Thursday, October 15, 2009

60 years of car testing history and stories - what a wealth of information

What a wealth of information, what great stories! I just received my copy of the "Chronik des Automobils". It basically is a collection of articles (or mostly pieces of them) from Auto Motor und Sport (German car magazine) since 1946 in six books, each covering 10 years. I love old car magazine articles. I have a collection of magazines covering now 30 years on my own. But having the best articles summarized in six books is absolutely fabulous.
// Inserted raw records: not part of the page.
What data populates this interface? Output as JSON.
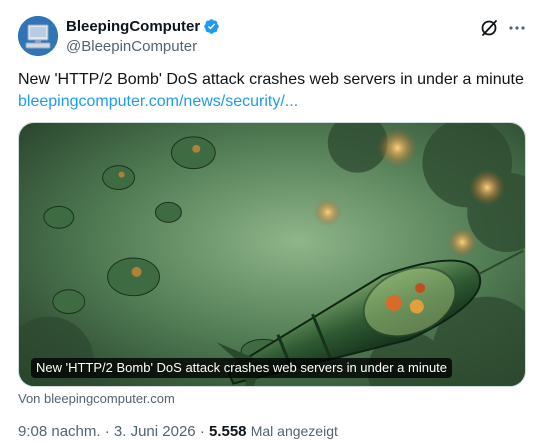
{
  "author": {
    "name": "BleepingComputer",
    "handle": "@BleepinComputer",
    "verified": true
  },
  "tweet": {
    "text": "New 'HTTP/2 Bomb' DoS attack crashes web servers in under a minute",
    "link": "bleepingcomputer.com/news/security/..."
  },
  "card": {
    "title": "New 'HTTP/2 Bomb' DoS attack crashes web servers in under a minute",
    "source": "Von bleepingcomputer.com",
    "image_description_icon": "rockets-illustration"
  },
  "meta": {
    "time": "9:08 nachm.",
    "separator": "·",
    "date": "3. Juni 2026",
    "views_count": "5.558",
    "views_label": "Mal angezeigt"
  },
  "icons": {
    "grok": "grok-icon",
    "more": "more-icon"
  },
  "colors": {
    "link": "#1d9bf0",
    "secondary_text": "#536471",
    "verified_badge": "#1d9bf0"
  }
}
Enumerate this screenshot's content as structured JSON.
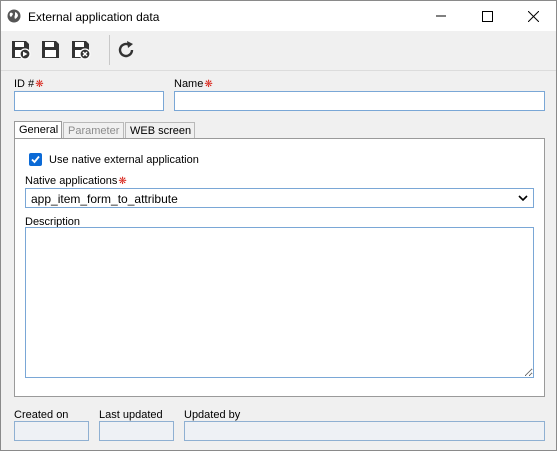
{
  "window": {
    "title": "External application data",
    "icon": "globe-icon"
  },
  "toolbar": {
    "buttons": [
      {
        "name": "save-and-new-button",
        "icon": "floppy-plus-icon"
      },
      {
        "name": "save-button",
        "icon": "floppy-icon"
      },
      {
        "name": "save-and-close-button",
        "icon": "floppy-close-icon"
      },
      {
        "name": "refresh-button",
        "icon": "refresh-icon"
      }
    ]
  },
  "form": {
    "id_label": "ID #",
    "id_value": "",
    "name_label": "Name",
    "name_value": ""
  },
  "tabs": [
    {
      "label": "General",
      "active": true,
      "enabled": true
    },
    {
      "label": "Parameter",
      "active": false,
      "enabled": false
    },
    {
      "label": "WEB screen",
      "active": false,
      "enabled": true
    }
  ],
  "general": {
    "use_native_label": "Use native external application",
    "use_native_checked": true,
    "native_apps_label": "Native applications",
    "native_apps_value": "app_item_form_to_attribute",
    "description_label": "Description",
    "description_value": ""
  },
  "footer": {
    "created_on_label": "Created on",
    "created_on_value": "",
    "last_updated_label": "Last updated",
    "last_updated_value": "",
    "updated_by_label": "Updated by",
    "updated_by_value": ""
  },
  "colors": {
    "required": "#d9261c",
    "checkbox": "#0b6ad6",
    "input_border": "#7aa7d6"
  }
}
Examples?
In 1951 the Dyna Veritas had 32 HP, was 116 km/h fast and had to be fed with 7.4 liter per 100 km. The DKW Monza of 1958 was faster with 135 km/h, accelerated in 21.9 s from 0-100 km/h and could be driven with 10 liters per 100 km. Only 20 years later the Porsche Turbo 3.3 took 5.4 s to accelerate from 0 to 100 km/h, reached 261 km/h, but took 23 liters from the gas station for every 100 km driven. And another 20 years later the BMW M5 was pretty much as fast as the Porsche 20 years earlier, but could seat 5 people and "only" drank 14.8 liters per 100 km. And in 1994 AMS tested the awesome McLaren F1 with 3.4 s for 0-100 km/, 370 km/h top speed and 18.6 liters fuel consumption for 100 km. People say the internet will replace magazines, newspapers and books. I believe there's a good argument having compilations like these six books in print.
For people interested, it's on amazon.de.